È un romanzo di formazione collettiva, scritto con sensibilità e dedicato in particolare a un pubblico femminile, di cui Rodolfo Fellini riconosce la tenacia, il desiderio di riscatto e l’anelito all’indipendenza. Anche l’epoca in cui la vicenda si svolge diventa protagonista; un tempo che forgia, ostacola, nutre i suoi personaggi: Mirella, perennemente alla ricerca di sé; Bruno, che sa amare senza filtri; la Sceriffa e la Chianina, ferite da guerra e da povertà; Lidia, prima maestra nella storia del borgo; Lamberto e le sue smanie di grandezza; Amerigo, che vive in simbiosi con la natura.

“Un viaggio emotivo, un affresco di tre generazioni e di una società in costante evoluzione, tra il 1965 e il 2018”, così lo definisce l’autore. Scritto con la penna, sì, ma soprattutto con il cuore. E destinato al cuore di chi legge.

Al centro del romanzo vibra una storia d’amore intensa e non convenzionale: quella tra Mirella, figlia di un militare americano rimasto in Italia dopo la guerra e una giovane romana di buona famiglia del rione Prati. Mirella è intraprendente, segue i propri istinti e le proprie convinzioni. Una protofemminista inconsapevole, determinata a rivendicare sé stessa, non per un’ideologia, ma per autenticità. Bruno, invece, nasce in un borgo tra bosco e lago, da una madre vedova che muore dandolo alla luce. Il suo mondo è il lavoro, e poco altro.
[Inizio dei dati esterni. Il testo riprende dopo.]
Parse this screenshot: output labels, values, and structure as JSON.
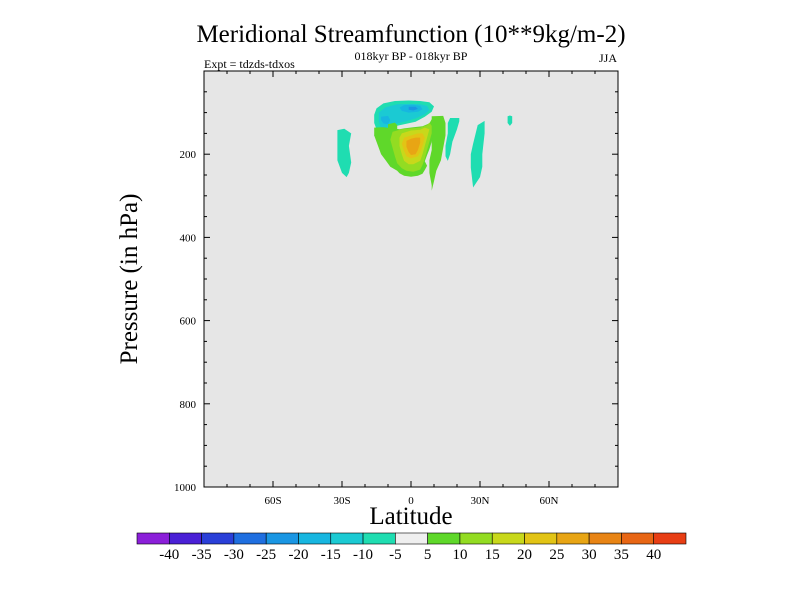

Ma quando nell’incontro tra i due sboccia una figlia, si scopriranno le insospettabili radici nell’anima pura e originale di Bruno.

La seconda e la terza parte, ambientate rispettivamente quindici e cinquant’anni dopo, ruotano attorno a due sorelle, Bettina e Linda, figlie di Mirella e Bruno, tanto diverse quanto complementari.
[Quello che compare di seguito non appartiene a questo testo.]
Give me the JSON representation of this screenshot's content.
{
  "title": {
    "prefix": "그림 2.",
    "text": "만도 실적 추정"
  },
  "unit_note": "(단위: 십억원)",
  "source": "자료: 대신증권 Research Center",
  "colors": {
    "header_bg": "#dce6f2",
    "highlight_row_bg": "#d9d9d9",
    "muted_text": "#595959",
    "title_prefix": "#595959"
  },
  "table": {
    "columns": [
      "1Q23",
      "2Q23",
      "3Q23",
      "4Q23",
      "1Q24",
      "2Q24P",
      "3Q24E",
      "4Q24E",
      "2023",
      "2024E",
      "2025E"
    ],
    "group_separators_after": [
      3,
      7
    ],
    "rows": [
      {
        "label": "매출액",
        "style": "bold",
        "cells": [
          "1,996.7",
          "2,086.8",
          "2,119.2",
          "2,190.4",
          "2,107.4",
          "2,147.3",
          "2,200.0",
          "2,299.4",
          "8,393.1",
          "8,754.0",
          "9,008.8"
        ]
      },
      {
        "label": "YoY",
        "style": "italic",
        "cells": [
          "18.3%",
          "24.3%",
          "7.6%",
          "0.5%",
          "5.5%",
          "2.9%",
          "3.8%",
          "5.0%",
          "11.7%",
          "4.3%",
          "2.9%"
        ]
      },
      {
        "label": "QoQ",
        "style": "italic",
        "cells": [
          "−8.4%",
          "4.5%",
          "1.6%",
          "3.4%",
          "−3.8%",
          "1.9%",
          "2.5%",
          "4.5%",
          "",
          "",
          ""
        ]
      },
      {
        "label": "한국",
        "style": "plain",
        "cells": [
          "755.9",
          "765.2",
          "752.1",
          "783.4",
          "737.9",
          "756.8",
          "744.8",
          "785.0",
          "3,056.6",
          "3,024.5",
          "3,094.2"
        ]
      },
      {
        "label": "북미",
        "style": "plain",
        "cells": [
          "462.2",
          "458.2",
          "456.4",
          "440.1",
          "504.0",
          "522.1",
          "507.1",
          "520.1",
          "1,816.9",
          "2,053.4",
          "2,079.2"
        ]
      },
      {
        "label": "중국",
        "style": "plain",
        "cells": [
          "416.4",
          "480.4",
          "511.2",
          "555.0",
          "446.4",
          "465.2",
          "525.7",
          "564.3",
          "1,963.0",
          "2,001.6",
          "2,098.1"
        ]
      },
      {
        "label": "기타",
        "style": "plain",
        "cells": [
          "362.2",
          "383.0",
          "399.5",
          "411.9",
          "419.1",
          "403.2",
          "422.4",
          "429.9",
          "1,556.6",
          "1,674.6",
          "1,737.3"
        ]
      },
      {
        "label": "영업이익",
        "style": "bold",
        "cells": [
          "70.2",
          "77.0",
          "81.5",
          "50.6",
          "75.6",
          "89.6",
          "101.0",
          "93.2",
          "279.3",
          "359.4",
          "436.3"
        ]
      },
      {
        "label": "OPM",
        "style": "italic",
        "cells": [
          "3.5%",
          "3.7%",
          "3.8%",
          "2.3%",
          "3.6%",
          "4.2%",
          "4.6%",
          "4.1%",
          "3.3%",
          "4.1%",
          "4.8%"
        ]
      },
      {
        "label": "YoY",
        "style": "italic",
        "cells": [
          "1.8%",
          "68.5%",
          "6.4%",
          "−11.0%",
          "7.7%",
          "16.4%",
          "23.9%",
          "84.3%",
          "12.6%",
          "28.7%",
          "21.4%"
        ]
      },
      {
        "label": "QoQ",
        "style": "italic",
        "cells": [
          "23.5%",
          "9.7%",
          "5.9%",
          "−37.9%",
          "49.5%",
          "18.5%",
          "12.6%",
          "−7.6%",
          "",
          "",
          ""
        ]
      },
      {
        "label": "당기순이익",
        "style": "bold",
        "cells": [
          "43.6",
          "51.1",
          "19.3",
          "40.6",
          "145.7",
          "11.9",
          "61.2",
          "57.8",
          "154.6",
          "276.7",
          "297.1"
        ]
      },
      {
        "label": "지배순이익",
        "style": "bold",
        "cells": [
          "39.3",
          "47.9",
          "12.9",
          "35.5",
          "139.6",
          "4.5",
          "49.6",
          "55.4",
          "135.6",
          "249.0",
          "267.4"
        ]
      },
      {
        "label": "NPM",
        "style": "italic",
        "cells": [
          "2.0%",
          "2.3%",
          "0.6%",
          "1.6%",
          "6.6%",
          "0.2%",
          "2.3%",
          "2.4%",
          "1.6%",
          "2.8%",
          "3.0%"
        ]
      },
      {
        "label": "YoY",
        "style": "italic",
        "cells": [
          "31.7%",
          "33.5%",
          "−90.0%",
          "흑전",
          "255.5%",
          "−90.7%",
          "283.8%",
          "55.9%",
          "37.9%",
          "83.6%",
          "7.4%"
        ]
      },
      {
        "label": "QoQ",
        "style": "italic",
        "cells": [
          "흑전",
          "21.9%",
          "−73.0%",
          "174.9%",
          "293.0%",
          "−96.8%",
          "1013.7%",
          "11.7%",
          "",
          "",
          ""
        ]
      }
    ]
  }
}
Tra le pagine scorrono vite straordinarie di persone comuni, attraversate da trasformazioni sociali, culturali e ambientali che hanno ridisegnato l’Italia nell’ultimo mezzo secolo. Rodolfo Fellini affida a questo libro le emozioni dei suoi primi sessant’anni. Con sincerità assoluta, ha scelto la strada più diretta: parlare al lettore senza mediazioni, contenendo il prezzo di quello che lui stesso chiama con affetto il suo “mappazzone”.
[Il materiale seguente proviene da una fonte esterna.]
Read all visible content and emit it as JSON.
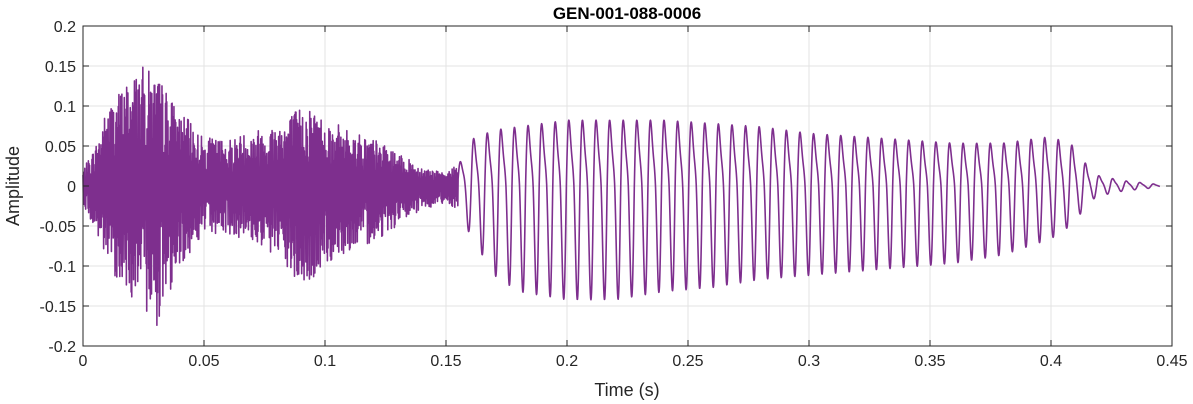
{
  "chart_data": {
    "type": "line",
    "title": "GEN-001-088-0006",
    "xlabel": "Time (s)",
    "ylabel": "Amplitude",
    "xlim": [
      0,
      0.45
    ],
    "ylim": [
      -0.2,
      0.2
    ],
    "grid": true,
    "line_color": "#7E2F8E",
    "x_ticks": [
      0,
      0.05,
      0.1,
      0.15,
      0.2,
      0.25,
      0.3,
      0.35,
      0.4,
      0.45
    ],
    "x_tick_labels": [
      "0",
      "0.05",
      "0.1",
      "0.15",
      "0.2",
      "0.25",
      "0.3",
      "0.35",
      "0.4",
      "0.45"
    ],
    "y_ticks": [
      -0.2,
      -0.15,
      -0.1,
      -0.05,
      0,
      0.05,
      0.1,
      0.15,
      0.2
    ],
    "y_tick_labels": [
      "-0.2",
      "-0.15",
      "-0.1",
      "-0.05",
      "0",
      "0.05",
      "0.1",
      "0.15",
      "0.2"
    ],
    "signal_duration_s": 0.445,
    "series": [
      {
        "x": [
          0,
          0.005,
          0.01,
          0.015,
          0.02,
          0.025,
          0.03,
          0.035,
          0.04,
          0.045,
          0.05,
          0.06,
          0.07,
          0.08,
          0.09,
          0.095,
          0.1,
          0.11,
          0.12,
          0.13,
          0.14,
          0.15,
          0.155,
          0.16,
          0.17,
          0.18,
          0.2,
          0.22,
          0.24,
          0.26,
          0.28,
          0.3,
          0.32,
          0.34,
          0.36,
          0.38,
          0.4,
          0.41,
          0.415,
          0.42,
          0.43,
          0.44,
          0.445
        ],
        "envelope_upper": [
          0.02,
          0.05,
          0.1,
          0.12,
          0.14,
          0.15,
          0.14,
          0.12,
          0.09,
          0.08,
          0.06,
          0.06,
          0.07,
          0.08,
          0.1,
          0.1,
          0.085,
          0.07,
          0.06,
          0.04,
          0.025,
          0.015,
          0.03,
          0.07,
          0.085,
          0.09,
          0.1,
          0.1,
          0.1,
          0.095,
          0.09,
          0.08,
          0.075,
          0.07,
          0.065,
          0.065,
          0.075,
          0.06,
          0.03,
          0.015,
          0.008,
          0.004,
          0.002
        ],
        "envelope_lower": [
          -0.02,
          -0.06,
          -0.1,
          -0.12,
          -0.14,
          -0.15,
          -0.18,
          -0.14,
          -0.1,
          -0.08,
          -0.06,
          -0.06,
          -0.07,
          -0.09,
          -0.13,
          -0.12,
          -0.1,
          -0.08,
          -0.07,
          -0.05,
          -0.03,
          -0.02,
          -0.03,
          -0.06,
          -0.11,
          -0.13,
          -0.14,
          -0.14,
          -0.13,
          -0.125,
          -0.115,
          -0.11,
          -0.105,
          -0.1,
          -0.095,
          -0.085,
          -0.065,
          -0.045,
          -0.02,
          -0.012,
          -0.006,
          -0.003,
          -0.001
        ]
      }
    ]
  }
}
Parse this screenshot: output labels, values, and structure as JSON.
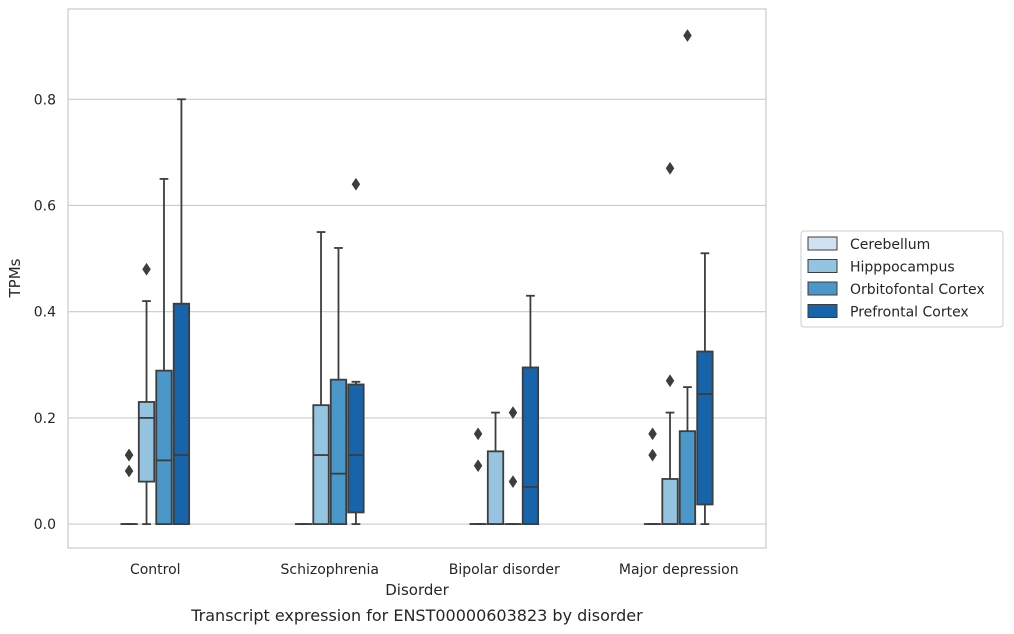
{
  "caption": "Transcript expression for ENST00000603823 by disorder",
  "chart_data": {
    "type": "box",
    "title": "",
    "xlabel": "Disorder",
    "ylabel": "TPMs",
    "ylim": [
      -0.045,
      0.97
    ],
    "yticks": [
      0.0,
      0.2,
      0.4,
      0.6,
      0.8
    ],
    "ytick_labels": [
      "0.0",
      "0.2",
      "0.4",
      "0.6",
      "0.8"
    ],
    "grid": "horizontal",
    "legend_position": "right",
    "categories": [
      "Control",
      "Schizophrenia",
      "Bipolar disorder",
      "Major depression"
    ],
    "series": [
      {
        "name": "Cerebellum",
        "color": "#d0e1f2",
        "boxes": [
          {
            "category": "Control",
            "whislo": 0.0,
            "q1": 0.0,
            "med": 0.0,
            "q3": 0.0,
            "whishi": 0.0,
            "fliers": [
              0.1,
              0.13,
              0.13
            ]
          },
          {
            "category": "Schizophrenia",
            "whislo": 0.0,
            "q1": 0.0,
            "med": 0.0,
            "q3": 0.0,
            "whishi": 0.0,
            "fliers": []
          },
          {
            "category": "Bipolar disorder",
            "whislo": 0.0,
            "q1": 0.0,
            "med": 0.0,
            "q3": 0.0,
            "whishi": 0.0,
            "fliers": [
              0.11,
              0.17
            ]
          },
          {
            "category": "Major depression",
            "whislo": 0.0,
            "q1": 0.0,
            "med": 0.0,
            "q3": 0.0,
            "whishi": 0.0,
            "fliers": [
              0.13,
              0.17
            ]
          }
        ]
      },
      {
        "name": "Hipppocampus",
        "color": "#94c4df",
        "boxes": [
          {
            "category": "Control",
            "whislo": 0.0,
            "q1": 0.08,
            "med": 0.2,
            "q3": 0.23,
            "whishi": 0.42,
            "fliers": [
              0.48
            ]
          },
          {
            "category": "Schizophrenia",
            "whislo": 0.0,
            "q1": 0.0,
            "med": 0.13,
            "q3": 0.224,
            "whishi": 0.55,
            "fliers": []
          },
          {
            "category": "Bipolar disorder",
            "whislo": 0.0,
            "q1": 0.0,
            "med": 0.0,
            "q3": 0.137,
            "whishi": 0.21,
            "fliers": []
          },
          {
            "category": "Major depression",
            "whislo": 0.0,
            "q1": 0.0,
            "med": 0.0,
            "q3": 0.085,
            "whishi": 0.21,
            "fliers": [
              0.27,
              0.67
            ]
          }
        ]
      },
      {
        "name": "Orbitofontal Cortex",
        "color": "#4a98c9",
        "boxes": [
          {
            "category": "Control",
            "whislo": 0.0,
            "q1": 0.0,
            "med": 0.12,
            "q3": 0.289,
            "whishi": 0.65,
            "fliers": []
          },
          {
            "category": "Schizophrenia",
            "whislo": 0.0,
            "q1": 0.0,
            "med": 0.095,
            "q3": 0.272,
            "whishi": 0.52,
            "fliers": []
          },
          {
            "category": "Bipolar disorder",
            "whislo": 0.0,
            "q1": 0.0,
            "med": 0.0,
            "q3": 0.0,
            "whishi": 0.0,
            "fliers": [
              0.08,
              0.21
            ]
          },
          {
            "category": "Major depression",
            "whislo": 0.0,
            "q1": 0.0,
            "med": 0.0,
            "q3": 0.175,
            "whishi": 0.258,
            "fliers": [
              0.92
            ]
          }
        ]
      },
      {
        "name": "Prefrontal Cortex",
        "color": "#1764ab",
        "boxes": [
          {
            "category": "Control",
            "whislo": 0.0,
            "q1": 0.0,
            "med": 0.13,
            "q3": 0.415,
            "whishi": 0.8,
            "fliers": []
          },
          {
            "category": "Schizophrenia",
            "whislo": 0.0,
            "q1": 0.022,
            "med": 0.13,
            "q3": 0.263,
            "whishi": 0.268,
            "fliers": [
              0.64
            ]
          },
          {
            "category": "Bipolar disorder",
            "whislo": 0.0,
            "q1": 0.0,
            "med": 0.07,
            "q3": 0.295,
            "whishi": 0.43,
            "fliers": []
          },
          {
            "category": "Major depression",
            "whislo": 0.0,
            "q1": 0.037,
            "med": 0.245,
            "q3": 0.325,
            "whishi": 0.51,
            "fliers": []
          }
        ]
      }
    ]
  }
}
Dopo una lunga carriera in RAI, in cui è sempre restato dietro le quinte, Fellini ha lasciato il giornalismo non per noia, ma per mancanza di nutrimento spirituale. Dopo avere vissuto in Argentina, Belgio e Francia, ha scelto la campagna romana: lì ha trovato la quiete, l’ispirazione e la libertà, elementi che hanno alimentato questo racconto sognato a lungo. La natura, dice, risponde anche quando non le fai domande.

Anche la decisione di autoprodurre il libro nasce da un’esigenza di autenticità: nessun vincolo, nessuna voce esterna. Solo sincerità, coerenza e libertà creativa, le stesse qualità che guidano la vita dell’autore.

Oggi Rodolfo Fellini si dedica al volontariato, alla cura del suo oliveto a Montevirginio, e scrive per passione. Non per mestiere, ma per bisogno espressivo. Per poter dire ciò che non poteva da giornalista: non per censura, ma per deontologia. La cronaca richiede neutralità. La scrittura, invece, permette all’anima di esprimersi.

Fellini crede nei giovani, più che nei suoi coetanei, confida. Ne ha incontrati moltissimi, curiosi e affamati di storie al Salone del Libro di Torino, dove ha presentato il romanzo. Colpito in particolare dalla passione delle ragazze per i romanzi rosa, li difende con convinzione: sono una porta d’ingresso legittima alla grande letteratura, anche a Dostoevskij che ha trattato l’amore in maniera magistrale.